US official verifies al-Janabi’s claims
Also featured in the special BBC segment and described by The Independent,
former Secretary of State Colin Powell’s Chief of Staff – Colonel
Lawrence Wilkerson – confirmed that he and Powell’s staff “sexed-up”
al-Janabi’s original story. Taking crude drawings from al-Janabi of
mobile laboratory trucks, the US State Department devised elaborate
images of these non-existent mobile weapons labs. “I brought the White
House team in to do the graphics," Wilkerson admits, "Intelligence was
being worked to fit around the policy."
Col. Wilkerson also tells the publication that he thinks the former
General has to be enraged at the way he was used by the Bush
administration. Wilkerson explains, "I don't see any way on this earth
that Secretary Powell doesn't feel almost a rage about Curveball and the
way he was used in regards to that intelligence." Curveball was the CIA
codename for Rafid Ahmed Alwan al-Janabi.
Modern Spies – US senior official almost seduced by Russian spy
The BBC interview with al-Janabi is one part of a two-part special
broadcast titled, ‘Modern Spies’. Another part of the series airing
today and tomorrow details the high-profile arrest of the voluptuous,
red-headed Russian spy named Anna Chapman in 2010. Arrested along with
10 other accused Russian spies, the attractive red-head became the
symbol of the Russian spy cell.
The BBC interview reveals exactly why the spy ring was exposed and
shut down by US authorities when it was. The FBI’s head of
counter-intelligence, Frank Figliuzzi, explains that Anna Chapman was
maneuvering, “closer and closer to higher and higher ranking
leadership... She got close enough to disturb us." Figliuzzi goes on to
describe an unnamed member of President Barack Obama’s Cabinet who was
on the verge of becoming a victim of the “honey pot”. That’s what they
called Russina spy Anna Chapman and her seduction tactics.

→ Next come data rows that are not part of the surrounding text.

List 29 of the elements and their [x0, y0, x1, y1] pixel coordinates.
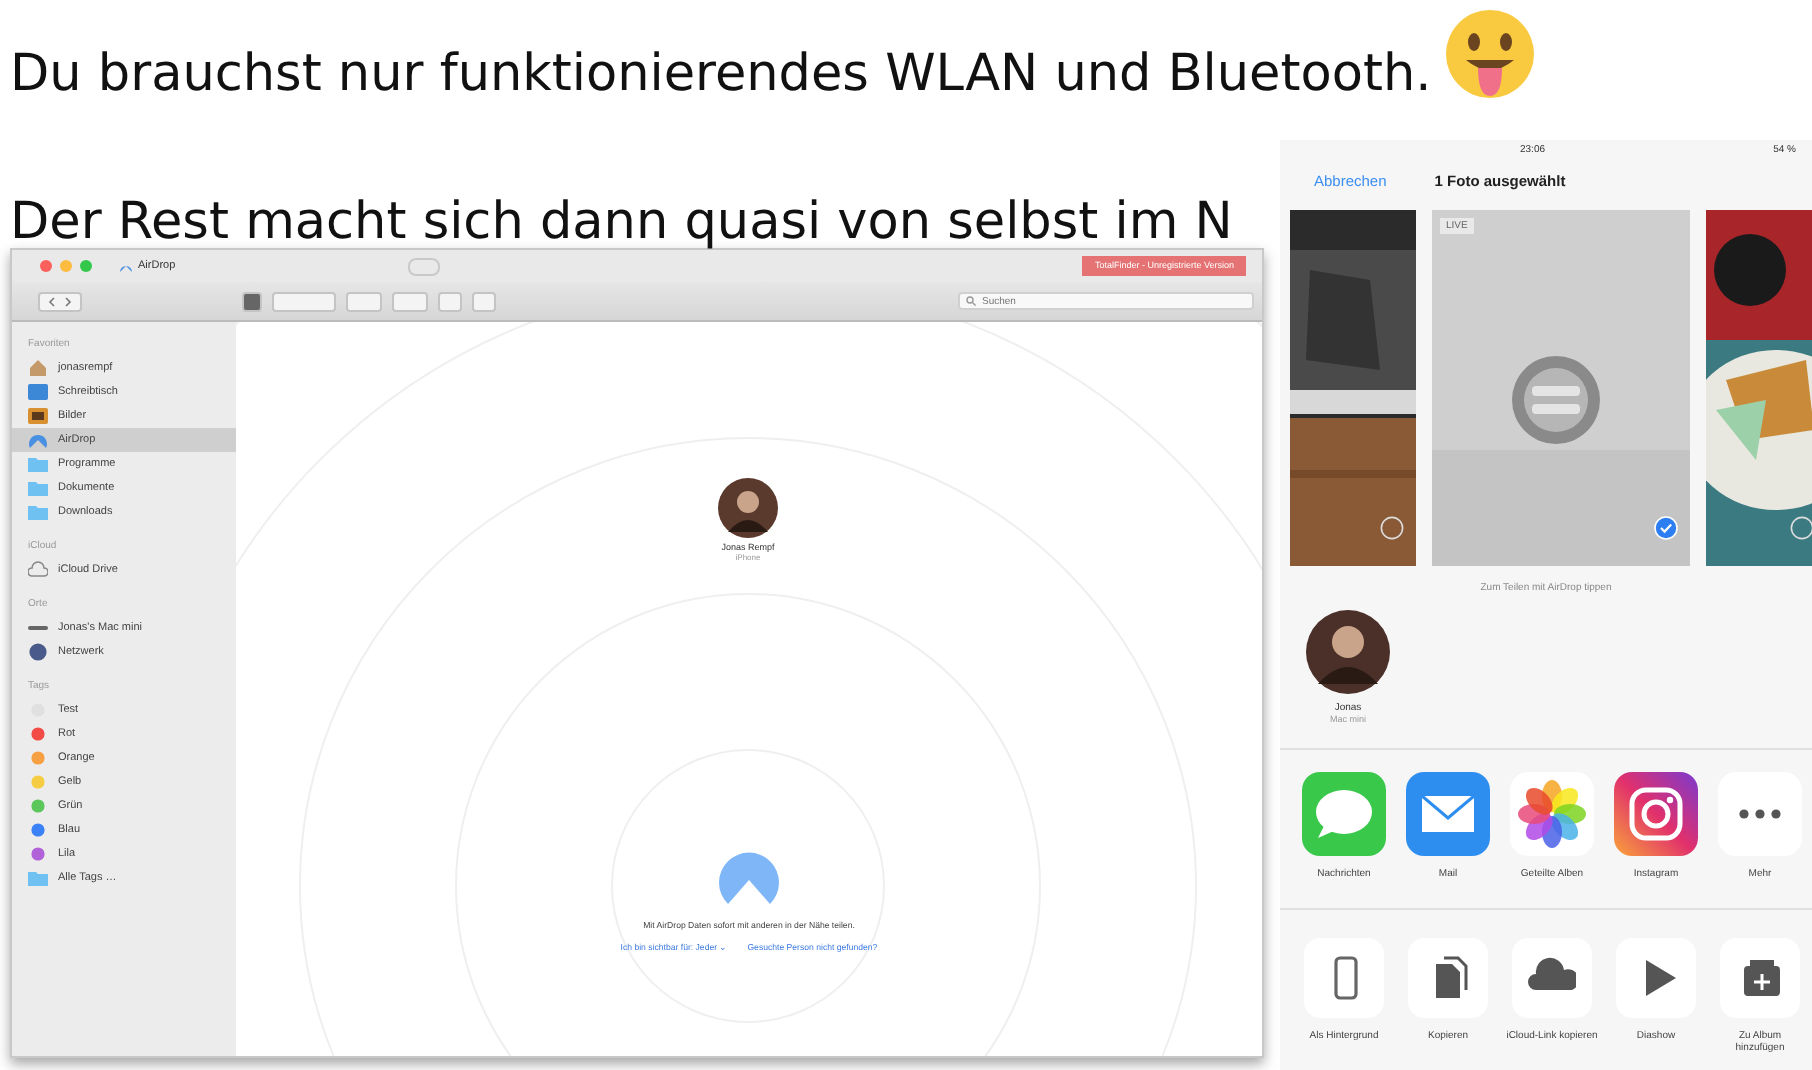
paragraph: Du brauchst nur funktionierendes WLAN und Bluetooth.	[10, 44, 1432, 104]
avatar-icon[interactable]	[718, 478, 778, 538]
more-icon	[1718, 772, 1802, 856]
tag-button[interactable]	[472, 291, 496, 311]
messages-icon	[1302, 772, 1386, 856]
arrange-button[interactable]	[346, 291, 382, 311]
icon-view-button[interactable]	[242, 291, 262, 311]
airdrop-icon	[718, 852, 780, 908]
checkmark-icon[interactable]	[1654, 516, 1678, 540]
house-icon	[28, 358, 48, 378]
mail-icon	[1406, 772, 1490, 856]
avatar-icon[interactable]	[1306, 610, 1390, 694]
cloud-icon	[28, 560, 48, 580]
list-view-button[interactable]	[272, 291, 336, 311]
airdrop-icon	[28, 430, 48, 450]
share-button[interactable]	[438, 291, 462, 311]
camera-icon	[1614, 772, 1698, 856]
zoom-button[interactable]	[80, 260, 92, 272]
search-icon	[966, 296, 976, 306]
minimize-button[interactable]	[60, 260, 72, 272]
back-forward-button[interactable]	[38, 291, 82, 311]
flower-icon	[1510, 772, 1594, 856]
close-button[interactable]	[40, 260, 52, 272]
selection-circle[interactable]	[1380, 516, 1404, 540]
new-tab-button[interactable]	[408, 257, 440, 275]
airdrop-icon	[120, 260, 132, 272]
action-button[interactable]	[392, 291, 428, 311]
chevrons-icon	[46, 295, 74, 307]
paragraph: Der Rest macht sich dann quasi von selbst im N	[10, 192, 1233, 252]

In explaining the reason the FBI moved in on Chapman and her Russian
spy network when it did, Figliuzzi says, “We were becoming very
concerned. They were getting close enough to a sitting US cabinet member
that we thought we could no longer allow this to continue."
The special report ‘Modern Spies’ is the result of BBC veteran
reporter Peter Taylor, who worked for a year putting the documentary
together. It airs on BBC2 today and tomorrow.